When news of the incident broke, Boebert originally tried to play it off with humor.
"It's true, I did thoroughly enjoy the AMAZING Beetlejuice at the Buell Theatre and I plead guilty to laughing and singing too loud!" Boebert Tweeted Tuesday. "Everyone should go see it if you get the chance this week and please let me know how it ends!"
However, Boebert and her staff insisted for much of the week that she had not vaped during the performance, a claim that was disproven with further surveillance footage Friday.
When the lights were still on and as people were taking their seats around Boebert, she can be seen in the video talking with her companion. Boebert then reaches beneath her seat and puts an object up to her mouth for a moment before blowing out a cloud of vapor or smoke, the footage first reported by KUSA-TV shows.

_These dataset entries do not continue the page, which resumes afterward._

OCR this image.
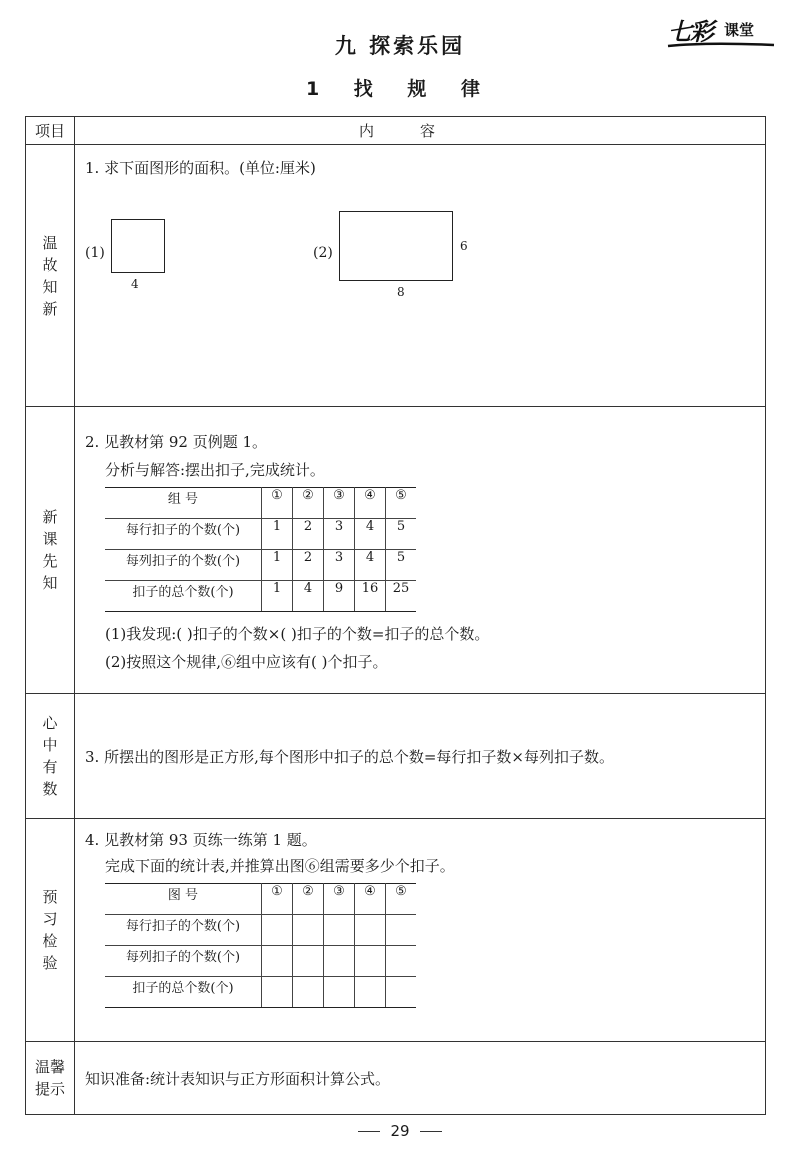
七彩 课堂
九 探索乐园
1 找 规 律
项目	内容

温故知新

1. 求下面图形的面积。(单位:厘米)
(1)
4
(2)	6
8

新课先知

2. 见教材第 92 页例题 1。
分析与解答:摆出扣子,完成统计。
组 号	①	②	③	④	⑤
每行扣子的个数(个)	1	2	3	4	5
每列扣子的个数(个)	1	2	3	4	5
扣子的总个数(个)	1	4	9	16	25
(1)我发现:( )扣子的个数×( )扣子的个数=扣子的总个数。
(2)按照这个规律,⑥组中应该有( )个扣子。

心中有数

3. 所摆出的图形是正方形,每个图形中扣子的总个数=每行扣子数×每列扣子数。

预习检验

4. 见教材第 93 页练一练第 1 题。
完成下面的统计表,并推算出图⑥组需要多少个扣子。
图 号	①	②	③	④	⑤
每行扣子的个数(个)					
每列扣子的个数(个)					
扣子的总个数(个)					

温馨提示

知识准备:统计表知识与正方形面积计算公式。
29
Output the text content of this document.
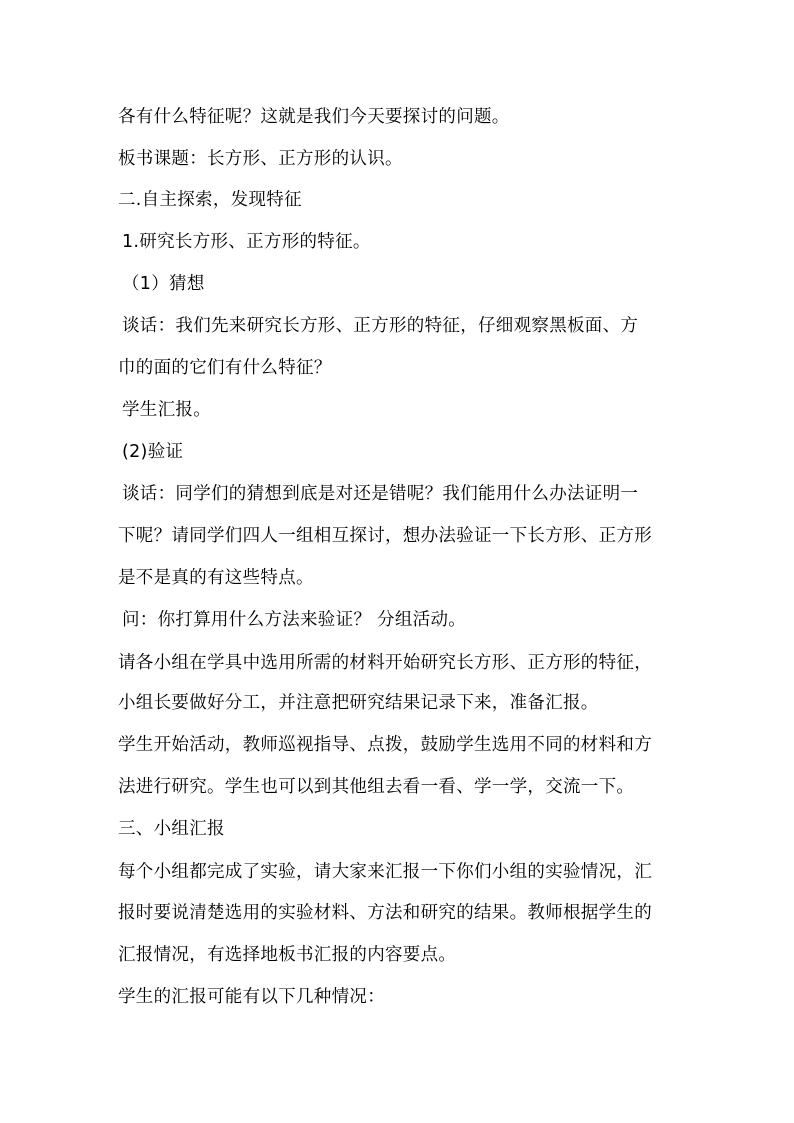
各有什么特征呢？这就是我们今天要探讨的问题。
板书课题：长方形、正方形的认识。
二.自主探索，发现特征
1.研究长方形、正方形的特征。
（1）猜想
谈话：我们先来研究长方形、正方形的特征，仔细观察黑板面、方
巾的面的它们有什么特征？
学生汇报。
(2)验证
谈话：同学们的猜想到底是对还是错呢？我们能用什么办法证明一
下呢？请同学们四人一组相互探讨，想办法验证一下长方形、正方形
是不是真的有这些特点。
问：你打算用什么方法来验证？ 分组活动。
请各小组在学具中选用所需的材料开始研究长方形、正方形的特征，
小组长要做好分工，并注意把研究结果记录下来，准备汇报。
学生开始活动，教师巡视指导、点拨，鼓励学生选用不同的材料和方
法进行研究。学生也可以到其他组去看一看、学一学，交流一下。
三、小组汇报
每个小组都完成了实验，请大家来汇报一下你们小组的实验情况，汇
报时要说清楚选用的实验材料、方法和研究的结果。教师根据学生的
汇报情况，有选择地板书汇报的内容要点。
学生的汇报可能有以下几种情况：
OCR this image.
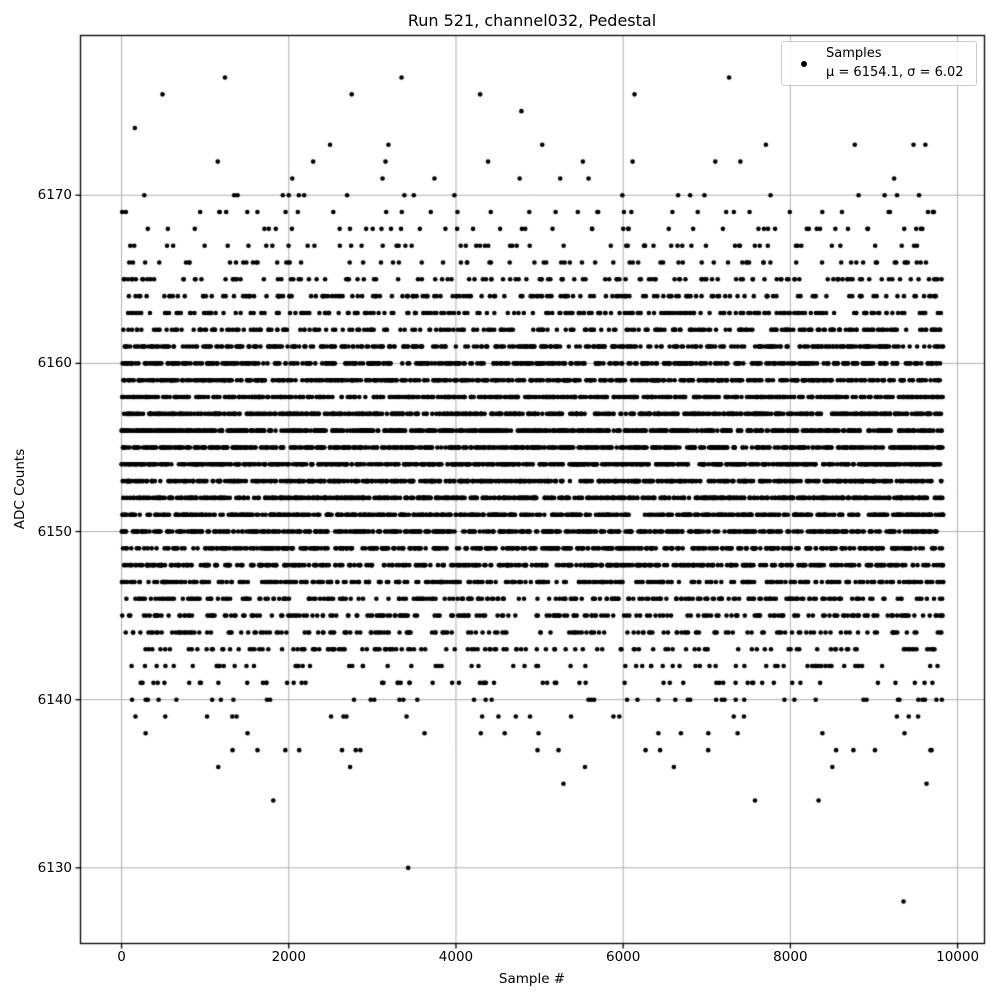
Run 521, channel032, Pedestal
ADC Counts
Sample #
0	2000	4000	6000	8000	10000
6130
6140
6150
6160
6170
Samples
μ = 6154.1, σ = 6.02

In her statement, Boebert writes, "Whether it was the excitement of seeing a much-anticipated production or the natural anxiety of being in a new environment, I genuinely did not recall vaping that evening when I discussed the night's events with my campaign team while confirming my enthusiasm for the musical. Regardless of my belief, it's clear now that was not accurate; it was not my or my campaign's intention to mislead, but we do understand the nature of how this looks."
Boebert goes on to say she and her team will have to earn back the public's trust.
The second-term congresswoman was caught in another apparent deception earlier this year after she missed the vote on a debt ceiling deal. In a video she described it as "a no-show protest," despite video footage showing her rushing to the House chamber for the vote and a statement she submitted that claimed she was "unavoidably detained."
This is the second time Boebert has had to issue a public apology while in office. During her first term, she apologized to the Muslim community after a video surfaced of her joking about Minnesota Rep. Ilhan Omar being a terrorist.
Boebert squeaked through her first reelection with the narrowest margin of any House member last year, winning her race by just 546 votes. Her seat is a major target for Democrats next year, with the state party already declaring that it plans to devote significant resources toward unseating her. In addition to numerous declared Democratic opponents, Boebert also faces several Republican primary challengers.
Editor's Note: The Denver Center for the Performing Arts is a financial supporter of CPR News, but has no editorial influence.